В мире, где избранные находили друг друга по отметкам, Киэльнод был чужим: его тело покрыто только шрамами, и наподобие живых меток не было и намёка.
Люди вокруг него суетились, поставив главной целью в жизни поиск предназначенного судьбой человека, а он... он просто жил. Моментами, когда он был моложе, когда в венах ещё кипела кровь, он сильно завидовал, почти по-чёрному, ведь это было так... сказочно.
Он всю жизнь был один. Не было ни матери, что настолько глубоко закопалась в жалости к себе, что иметь с ней дело было проблематично. Не было ни брата, от которого он сам же и скрыл факт их родства. И второй половинки, которую для него могла бы подобрать судьба, у него не было.
Он действительно был в этом мире чужим. Особенно остро он это осознал, когда Руд нашёл своего человека: его метка, подобно живому существу, зашевелилась, зарычала, заволновалась, стоило только им с Шикмуоном тогда встретиться. Это было сказочно, Киэльнод правда считал это завораживающим зрелищем, подталкивая Руда к сближению с его предназначенным.
Киэльнод, на самом деле, рассматривал свою ситуацию с самых разных точек зрения. Пессимистично он считал, что останется один до конца своих дней, будучи непринятым в этот мир идеально подходящих друг другу людей. Оптимистично он считал, что отсутствие метки, на самом деле, освобождает его от принудительного общения с чужим, по сути, человеком.

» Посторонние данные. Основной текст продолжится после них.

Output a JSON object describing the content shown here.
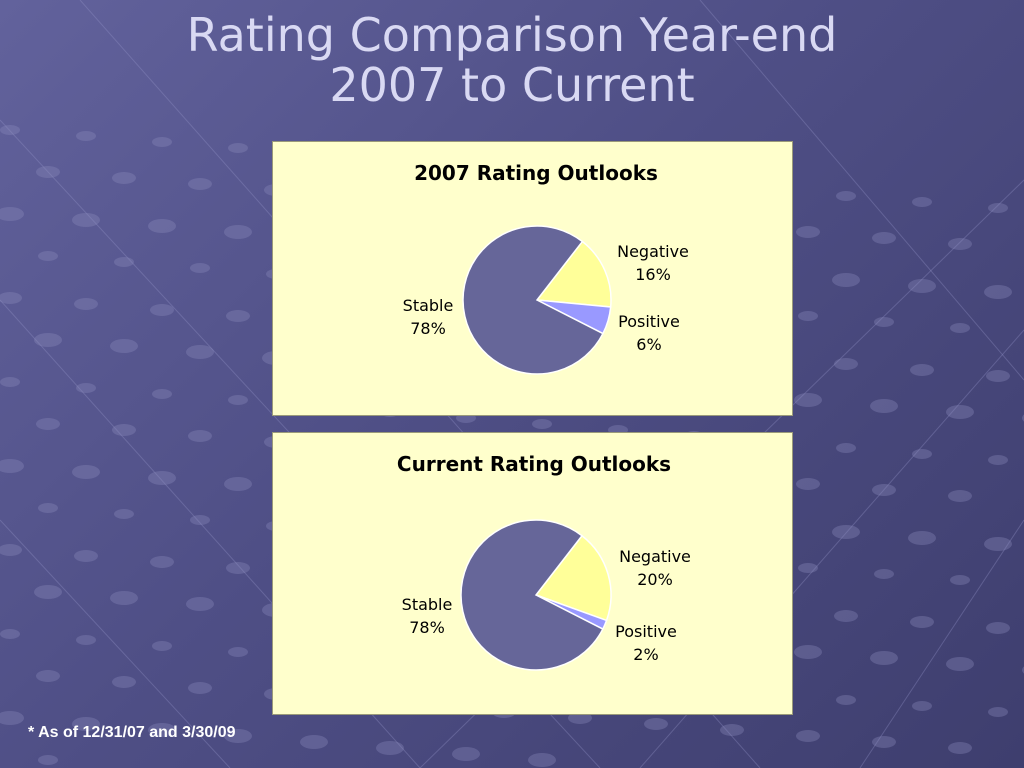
{
  "slide": {
    "title_line1": "Rating Comparison Year-end",
    "title_line2": "2007 to Current",
    "footnote": "* As of 12/31/07 and 3/30/09"
  },
  "colors": {
    "stable": "#666699",
    "negative": "#ffff99",
    "positive": "#9999ff",
    "panel": "#ffffcc"
  },
  "chart_data": [
    {
      "type": "pie",
      "title": "2007 Rating Outlooks",
      "slices": [
        {
          "label": "Negative",
          "value": 16,
          "value_label": "16%"
        },
        {
          "label": "Positive",
          "value": 6,
          "value_label": "6%"
        },
        {
          "label": "Stable",
          "value": 78,
          "value_label": "78%"
        }
      ]
    },
    {
      "type": "pie",
      "title": "Current Rating Outlooks",
      "slices": [
        {
          "label": "Negative",
          "value": 20,
          "value_label": "20%"
        },
        {
          "label": "Positive",
          "value": 2,
          "value_label": "2%"
        },
        {
          "label": "Stable",
          "value": 78,
          "value_label": "78%"
        }
      ]
    }
  ]
}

Не то чтобы он нуждался в отношениях, в действительно это его никогда особо не интересовало. Сейчас его волновал только Руд, однако с появлением Шикмуона и он перестал стоять в приоритете.
Был ли Киэльнод освобождён от мирских забот? О, как бы ни так.
Когда председатель Ассоциации лукаво предложил "подтолкнуть подопечных к сближению", Киэльнод согласился, почти не задумываясь, слишком обеспокоенный состоянием Руда. Он не рассчитывал на то, что Ланосте тоже собирался сблизиться, как только у Шикмуона с Рудом всё станет хорошо.
Удивительным образом Ланосте появлялся в его жизни с завидной регулярностью, отчего Киэльнод, по правде, чувствовал себя немного неуютно. Что ещё нужно было этому лису?...
Однако и ответов не было – Ланосте играл словами, не обозначая конкретики, словно пряча за ними что-то ещё. Что-то, что Киэльнод должен был понять самостоятельно. Просто... ненормальный какой-то, не зря говорят, что яблоко от яблони недалеко падает.
Было кое-что ещё, что волновало Киэльнода чуть больше, чем нахождение Ланосте в непосредственной близости от его личного пространства. Разве у этого мужчины не было родственной души? То есть... Киэльнод всегда думал, что после смерти предназначенного судьбой человека мир теряет краски, вгоняя в апатию. Он знает о случаях, когда люди, не выдержав этого, шли вслед за мёртвыми, поэтому немного волновался за Руда.
Но что касается Ланосте, здесь он мог только предполагать. Он не выглядел отчаявшимся, не выглядел подавленным. Внешне он вообще не отличался от окружающих, однако от него чувствовалась некоторая тоска, слишком эфемерная, чтобы почувствовать её, осевшую на плечах, подобно пыли. Киэльнод со вздохом смирился с тем, что Ланосте просто сильный человек, который задумался о собственном ребёнке.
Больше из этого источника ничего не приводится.